Edito lettre d’information n°89 du 25 février 2011
Le débat que souhaite lancer le patron de l’UMP, Jean-François Copé, sur la place de l’islam en France me paraît inutile et incertain.
Inutile et incertain parce qu’après le fiasco du débat sur l’identité nationale, pousser les Français les uns contre les autres, prendre le risque de susciter des amalgames et stigmatisations à l’encontre d’une partie de la communauté nationale comprenant près de 5 millions d’individus frise l’irresponsabilité. Poser le problème de la place de la laïcité en France m’eut paru plus sage, républicain et consensuel.
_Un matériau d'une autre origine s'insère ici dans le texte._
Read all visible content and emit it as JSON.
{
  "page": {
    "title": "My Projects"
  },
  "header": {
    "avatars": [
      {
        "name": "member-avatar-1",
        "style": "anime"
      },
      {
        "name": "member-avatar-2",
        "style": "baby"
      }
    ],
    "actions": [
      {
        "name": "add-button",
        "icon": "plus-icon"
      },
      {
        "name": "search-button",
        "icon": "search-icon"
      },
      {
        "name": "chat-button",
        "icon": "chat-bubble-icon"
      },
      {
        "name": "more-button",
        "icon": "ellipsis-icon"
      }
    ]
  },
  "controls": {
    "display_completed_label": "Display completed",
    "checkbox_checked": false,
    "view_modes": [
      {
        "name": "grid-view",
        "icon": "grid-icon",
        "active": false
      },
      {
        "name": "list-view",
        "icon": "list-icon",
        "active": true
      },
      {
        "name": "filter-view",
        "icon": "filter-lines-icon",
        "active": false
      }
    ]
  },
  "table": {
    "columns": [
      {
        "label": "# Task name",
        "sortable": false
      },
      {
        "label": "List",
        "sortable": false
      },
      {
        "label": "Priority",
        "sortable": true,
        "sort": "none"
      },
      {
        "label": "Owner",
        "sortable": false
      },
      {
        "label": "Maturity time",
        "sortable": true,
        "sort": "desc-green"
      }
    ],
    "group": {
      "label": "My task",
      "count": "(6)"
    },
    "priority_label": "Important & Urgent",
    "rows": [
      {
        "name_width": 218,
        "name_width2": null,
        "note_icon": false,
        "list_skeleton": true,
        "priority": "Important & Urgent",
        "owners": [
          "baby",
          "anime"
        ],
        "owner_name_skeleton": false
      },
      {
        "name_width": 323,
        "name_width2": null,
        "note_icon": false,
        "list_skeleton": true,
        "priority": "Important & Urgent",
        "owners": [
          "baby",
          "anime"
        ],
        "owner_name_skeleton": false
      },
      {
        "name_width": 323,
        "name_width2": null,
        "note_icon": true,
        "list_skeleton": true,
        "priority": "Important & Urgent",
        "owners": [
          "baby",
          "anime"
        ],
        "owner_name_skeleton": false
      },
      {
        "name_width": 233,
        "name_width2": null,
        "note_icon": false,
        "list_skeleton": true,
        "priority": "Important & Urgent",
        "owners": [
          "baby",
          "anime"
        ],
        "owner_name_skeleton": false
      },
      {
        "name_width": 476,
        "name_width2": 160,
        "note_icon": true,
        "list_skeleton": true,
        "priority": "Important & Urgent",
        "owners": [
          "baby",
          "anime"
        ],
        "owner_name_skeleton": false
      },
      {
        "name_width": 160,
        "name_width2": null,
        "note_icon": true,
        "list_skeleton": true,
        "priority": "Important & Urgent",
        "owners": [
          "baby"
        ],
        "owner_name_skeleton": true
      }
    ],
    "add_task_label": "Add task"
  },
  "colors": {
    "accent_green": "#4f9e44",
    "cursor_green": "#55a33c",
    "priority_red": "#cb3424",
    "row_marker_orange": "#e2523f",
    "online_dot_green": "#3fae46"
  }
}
Sans état d’âme, j’ai voté la loi d’interdiction du niqab car pour moi tout ce qui a trait à la religion est de l’ordre de l’intime et du personnel. Ainsi, au-delà de l’aspect choquant de telles pratiques plus ou moins subies ou forcées, c’est le caractère public ostentatoire et provocateur qui devrait être stoppé. Dans un pays tel que le nôtre où la liberté de culte est constitutionnellement reconnue, les prières dans la rue, pratique marginale mais réelle, heurtent profondément et légitimement les consciences. Nul ne s’y adonne par plaisir mais simplement parce que les mosquées sont parfois trop petites et que tout le monde ne peut y entrer. Nos concitoyens de confession musulmane ont le droit de pouvoir pratiquer dans des mosquées correctes et adaptées, financées en toute transparence par des fonds privés collectés en France dans la limite des lois de la République sur la séparation de l’Eglise et de l’Etat. C’est là que se situe le débat sur la laïcité, à travers l’impossibilité de financements publics de tous les lieux de culte et l’assouplissement ou non de cette loi qui date de 1905.
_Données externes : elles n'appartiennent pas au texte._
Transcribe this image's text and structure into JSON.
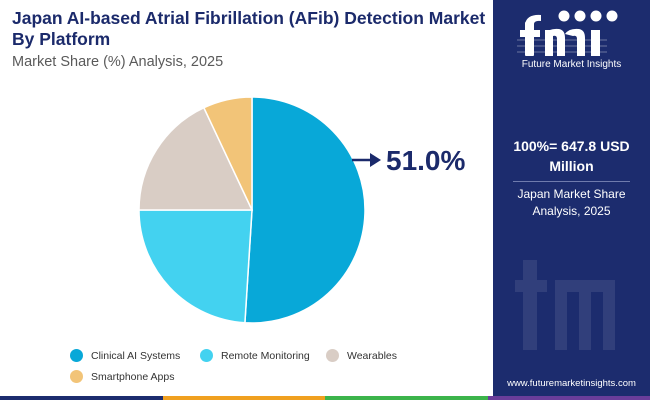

Nul ne conteste les racines chrétiennes de notre civilisation que l’on perçoit par des symboles allant de l’architecture de nos églises, temples, cathédrales jusqu’aux processions religieuses dans les rues ou fêtes chômées de Noël à Pâques en passant par l’Ascension, l’Assomption, Pentecôte !
Pour moi, pas besoin d’un débat pour réaffirmer cela et corollairement dire que la population en général et la quasi-totalité de nos compatriotes musulmans ne veulent pas de minarets (quoi qu’ils existent légitimement dans l’île française de Mayotte à 95% musulmane qui, bientôt, deviendra notre 100ème département), les lois existantes sur l’urbanisme sont suffisam-ment tatillonnes pour contrecarrer de tels projets, pas d’appel public à la prière, pas de prières dans les rues (phénomène subi comme nous l’avons dit plus haut)… En fait ces clichés reposent sur une forme d’amalgame entre une religion et une dérive extrémiste de celle-ci et sont au final dangereux et contre productifs. C’est en tout cas ce que me disent, avec sagesse, mes amis de confession musulmane (Français ou non). Plutôt que d’interdire des prêches en arabe dans les mosquées qui auraient pour corollaire l’interdiction des messes en latin ou de cultes israélites en hébreu, favorisons concrètement l’émergence d’un islam de France autour du Conseil Français du Culte Musulman… Jouer sur la peur de l’autre plutôt que sur la main tendue entre communautés est d’autant plus dangereux que nous avons de lourds défis à relever concernant la fracture sociale du pays et les conséquences à gérer, suite aux justes et légitimes révolutions en cours dans les pays arabes qui ne doivent pas justifier ou favoriser de nouveaux flux migratoires.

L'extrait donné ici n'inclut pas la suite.